Dr. Ruth MacPete gives you the low-down on fleas. For more from Dr. MacPete, find her on Facebook or at www.drruthpetvet.com!
If you’re like me, you’ve been anxiously waiting for the warmer weather and longer days. However, we aren’t the only ones looking forward to the warmer weather. Our pesty little friend the flea seems to re-emerge during the hot summer months. Although fleas can be a year-round problem depending on where you live or whether they have settled inside your home, summer marks the peak of flea season.
- Fleas are ectoparasites.
- They are extremely hardy animals that have been around for more than 100 million years.
- They have an exoskeleton that withstands high pressures and is shock resistant. You can drop a flea from five feet and not kill it because of their exoskeleton.
- Fleas are incredible athletes. A flea can jump over seven inches high and thirteen inches long. If a flea were the size of a human, that’s equivalent to jumping 1000 feet high!
Why care about these little bugs?
- Fleas can transmit tapeworms when your pet ingests them. Tapeworms are intestinal parasites that can cause malnutrition if untreated.
- Fleas can also transmit Yersina pestis, the bacteria that causes the bubonic plague.
- Young animals with severe flea infestations are at risk for developing anemia.
- Not only do fleas annoy their hosts relentlessly, some animals are sensitive to fleas and can develop a skin reaction called “flea dermatitis," which can then lead to bacterial skin infections (pyoderma).
- Don’t forget, fleas can also bite people!
Signs your pet has fleas
- Fleas cause many pets to become itchy. If your pet is scratching or biting their legs, rump, or feet, they could have fleas.
- Likewise, if you notice black specks that look like pepper on your pet’s skin, this could be flea dirt. Flea dirt is actually flea poop or digested blood. You can tell if the specks are flea dirt by wetting a Q-tip and then touching the black flecks. It’s flea dirt if the Q-tip turns red or rust color.

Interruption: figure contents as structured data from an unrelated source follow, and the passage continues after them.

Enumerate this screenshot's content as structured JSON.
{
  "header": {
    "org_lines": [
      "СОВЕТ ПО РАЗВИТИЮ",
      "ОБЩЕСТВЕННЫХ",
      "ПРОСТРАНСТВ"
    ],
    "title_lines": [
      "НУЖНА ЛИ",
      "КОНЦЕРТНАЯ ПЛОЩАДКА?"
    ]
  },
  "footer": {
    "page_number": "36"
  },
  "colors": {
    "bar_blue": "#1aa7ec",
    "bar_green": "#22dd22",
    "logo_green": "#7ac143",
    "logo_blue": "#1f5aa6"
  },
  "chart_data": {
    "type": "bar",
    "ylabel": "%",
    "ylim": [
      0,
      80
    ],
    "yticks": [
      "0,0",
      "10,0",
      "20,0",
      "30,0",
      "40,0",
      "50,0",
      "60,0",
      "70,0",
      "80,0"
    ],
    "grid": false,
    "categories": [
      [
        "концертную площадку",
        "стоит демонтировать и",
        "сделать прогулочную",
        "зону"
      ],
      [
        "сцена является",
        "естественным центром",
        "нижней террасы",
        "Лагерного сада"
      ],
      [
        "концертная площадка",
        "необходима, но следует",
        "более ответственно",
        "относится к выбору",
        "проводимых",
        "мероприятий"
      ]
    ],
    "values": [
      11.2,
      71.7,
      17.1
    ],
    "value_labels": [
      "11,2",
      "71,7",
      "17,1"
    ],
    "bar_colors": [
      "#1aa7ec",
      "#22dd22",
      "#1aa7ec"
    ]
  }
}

- Not all animals scratch or chew when they have fleas. To check for fleas, look for them on the skin near your pet’s rump, tail and belly. Since adult fleas are fast and not easy to spot, be sure to also look for flea dirt. If your pets have flea dirt, they have fleas, even if you never see a flea. You can also use a flea comb, which has very fine teeth, to look for fleas and flea dirt. Use a wet paper towel to wipe off the comb and look for fleas and flea dirt.
How to prevent and treat flea infestations
- Use one of the many safe and effective flea products. Your veterinarian will help you pick the best choice for your pet.
- Be sure the products you use target more than one stage of the flea’s life cycle.
- Use these products year-round to keep your household a flea-free zone.
- Always follow the product’s instructions. Some products can be toxic and even fatal if used incorrectly.
- Never use a product meant for dogs on cats. Some dog products contain ingredients that can be toxic and even fatal to cats.
If you have any questions or concerns, you should always visit or call your veterinarian – they are your best resource to ensure the health and well-being of your pets.